UPDATE 2-U.S. Treasury official steps down, could head CFTC

Fri Oct 4, 2013 5:25pm EDT

By Margaret Chadbourn

WASHINGTON Oct 4 (Reuters) - Timothy Massad, the U.S. Treasury official who leads the country's bank bailout program, is stepping down from his job and is reportedly being vetted to become the next head of the Commodity Futures Trading Commission.

Gary Gensler, the current CFTC chairman, ends a five-year term at the top U.S. derivatives regulator at the end of the year.

Financial industry lobbyists and people inside the agency have been furiously speculating who would succeed him, and the New York Times reported on Thursday that President Barack Obama was vetting Massad as a candidate.

Massad will leave his post as assistant secretary for financial stability at the Treasury later this fall, a Treasury official said on Friday, without elaborating. At Treasury, he most recently oversaw the government's $700 billion Trouble Asset Relief Program, which was used to stabilize the banking system during the financial crisis.

The White House declined to comment on the New York Times report, while the CFTC could not be reached because of the shutdown of many U.S. government operations this week due to a budget standoff.

Amanda Renteria, a former chief of staff for Senator Debbie Stabenow, who heads the Senate Agriculture Committee, had been under consideration for the CFTC post, but withdrew her name in July, saying she was returning to California.

Since Massad is already in a senior government position, lobbyists said any vetting process could move quickly.

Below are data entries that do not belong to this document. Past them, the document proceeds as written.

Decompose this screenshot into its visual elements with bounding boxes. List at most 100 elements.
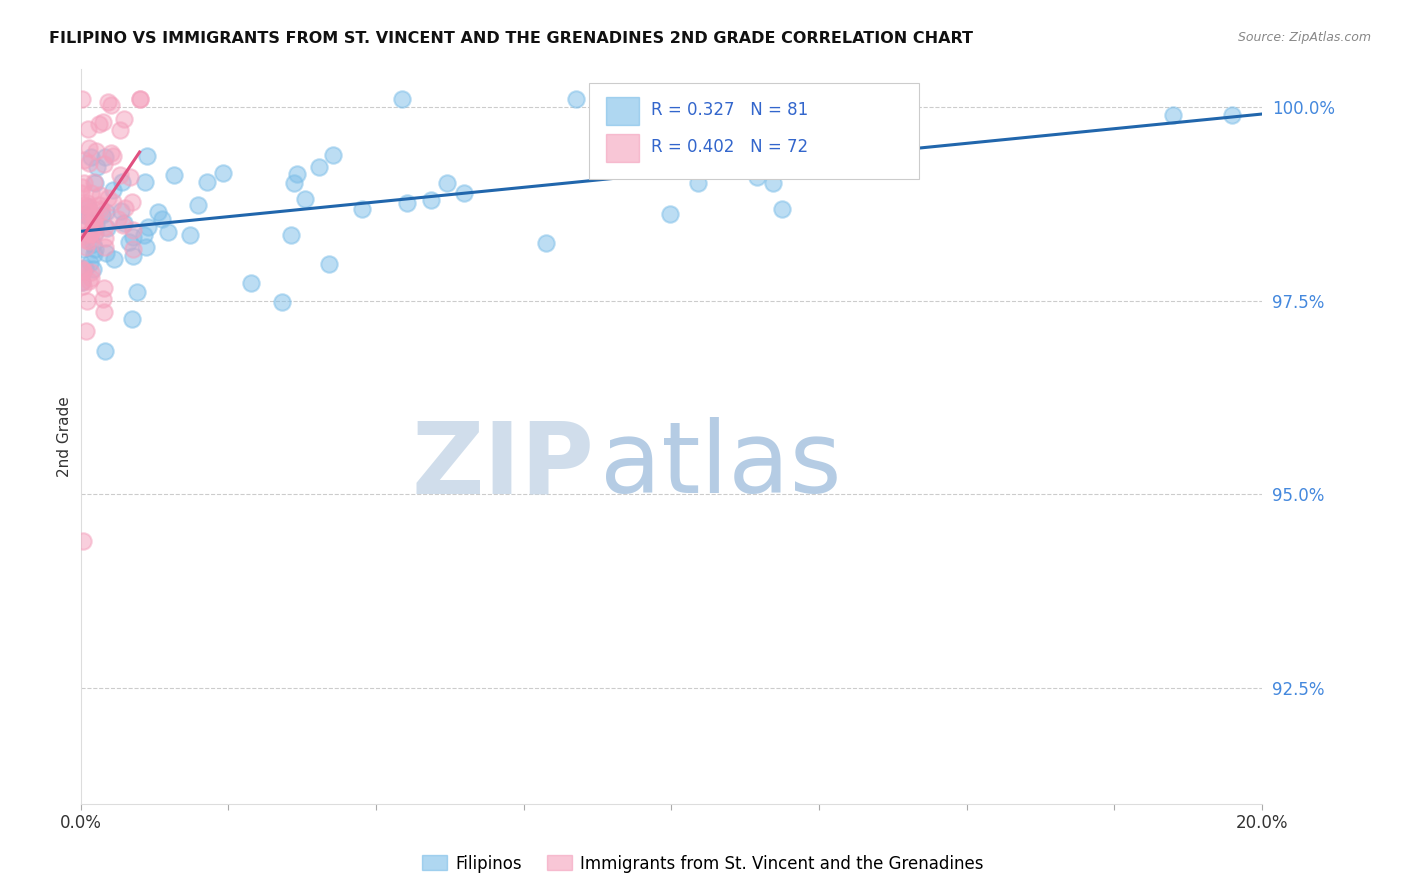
Point	[84, 144, 107, 158]
Point	[122, 249, 145, 263]
Point	[156, 225, 179, 239]
Point	[94, 220, 117, 235]
Point	[77, 121, 100, 136]
Point	[75, 197, 97, 211]
Point	[1222, 108, 1244, 122]
Point	[75, 324, 97, 338]
Point	[79, 256, 101, 270]
Point	[72, 201, 94, 215]
Point	[73, 176, 96, 190]
Point	[121, 222, 143, 236]
Point	[134, 175, 156, 189]
Point	[90, 208, 112, 222]
Point	[419, 193, 441, 207]
Point	[150, 212, 173, 227]
Point	[79, 227, 101, 241]
Point	[73, 208, 96, 222]
Point	[112, 216, 135, 230]
Point	[83, 215, 105, 229]
Point	[94, 150, 117, 164]
Point	[77, 156, 100, 170]
Point	[80, 224, 103, 238]
Point	[187, 198, 209, 212]
Point	[135, 240, 157, 254]
Point	[76, 199, 98, 213]
Point	[762, 177, 785, 191]
Text: FILIPINO VS IMMIGRANTS FROM ST. VINCENT AND THE GRENADINES 2ND GRADE CORRELATION: FILIPINO VS IMMIGRANTS FROM ST. VINCENT …	[49, 31, 973, 46]
Point	[79, 264, 101, 278]
Point	[80, 151, 103, 165]
Point	[80, 227, 103, 241]
Point	[322, 148, 344, 162]
Point	[93, 292, 115, 306]
Point	[688, 177, 710, 191]
Point	[100, 98, 122, 112]
Point	[747, 169, 769, 184]
Point	[111, 175, 134, 189]
Point	[195, 175, 218, 189]
Point	[91, 115, 114, 129]
Point	[86, 160, 108, 174]
Point	[110, 123, 132, 137]
Point	[79, 211, 101, 225]
Point	[772, 202, 794, 216]
Point	[536, 235, 558, 250]
Point	[72, 263, 94, 277]
Point	[318, 257, 340, 271]
Point	[87, 198, 110, 212]
Point	[294, 192, 316, 206]
Point	[75, 233, 97, 247]
Point	[76, 200, 98, 214]
Point	[83, 176, 105, 190]
Point	[70, 275, 93, 289]
Point	[94, 240, 117, 254]
Point	[79, 270, 101, 285]
Point	[125, 285, 148, 299]
Point	[83, 247, 105, 261]
Point	[72, 264, 94, 278]
Point	[83, 226, 105, 240]
Point	[283, 176, 305, 190]
Point	[94, 343, 117, 358]
Point	[80, 186, 103, 200]
Point	[107, 212, 129, 227]
Point	[83, 218, 105, 232]
Point	[239, 277, 262, 291]
Point	[100, 145, 122, 160]
Point	[73, 153, 96, 167]
Point	[96, 246, 118, 260]
Point	[128, 93, 150, 107]
Point	[308, 160, 330, 174]
Point	[270, 294, 292, 309]
Point	[77, 141, 100, 155]
Point	[114, 201, 136, 215]
Point	[70, 228, 93, 243]
Point	[673, 134, 696, 148]
Point	[453, 186, 475, 200]
Point	[110, 168, 132, 182]
Point	[658, 207, 681, 221]
Point	[112, 112, 135, 127]
Point	[84, 219, 107, 233]
Point	[76, 219, 98, 234]
Point	[89, 202, 111, 217]
Point	[564, 93, 586, 107]
Point	[121, 311, 143, 326]
Point	[96, 205, 118, 219]
Point	[70, 186, 93, 200]
Point	[82, 262, 104, 277]
Point	[121, 194, 143, 209]
Bar	[606, 97, 640, 125]
Point	[121, 230, 143, 244]
Point	[76, 196, 98, 211]
Point	[350, 202, 373, 216]
Point	[101, 195, 124, 210]
Point	[87, 117, 110, 131]
Point	[737, 154, 759, 169]
Point	[94, 231, 117, 245]
Y-axis label: 2nd Grade: 2nd Grade	[58, 396, 72, 476]
Point	[163, 168, 186, 182]
Point	[93, 281, 115, 295]
Point	[96, 221, 118, 235]
Point	[121, 242, 143, 256]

Massad was a partner at New York-based law firm Cravath, Swaine & Moore LLP for 17 years. While on leave from the firm in late 2008 and early 2009, Massad was special legal adviser to a congressional panel on economic stability.

He joined Treasury in May 2009 as the chief counsel for the Office of Financial Stability. He took the TARP program's helm three years ago and has been working most recently to unwind investments the Treasury made during the 2007-2009 financial crisis.

TARP, enacted in October 2008, was used to prevent a collapse of the U.S. financial system. It injected capital into hundreds of banks, including Goldman Sachs, Citigroup Inc and Bank of America Corp and was used to bailout insurer American International Group.

TARP funds have also been used to shore up the U.S. auto industry and assist homeowners who fall behind on their mortgages.

"Tim's skillful administration of TARP and management of its wind down has provided incredible benefits to the American economy," said Treasury Secretary Jack Lew.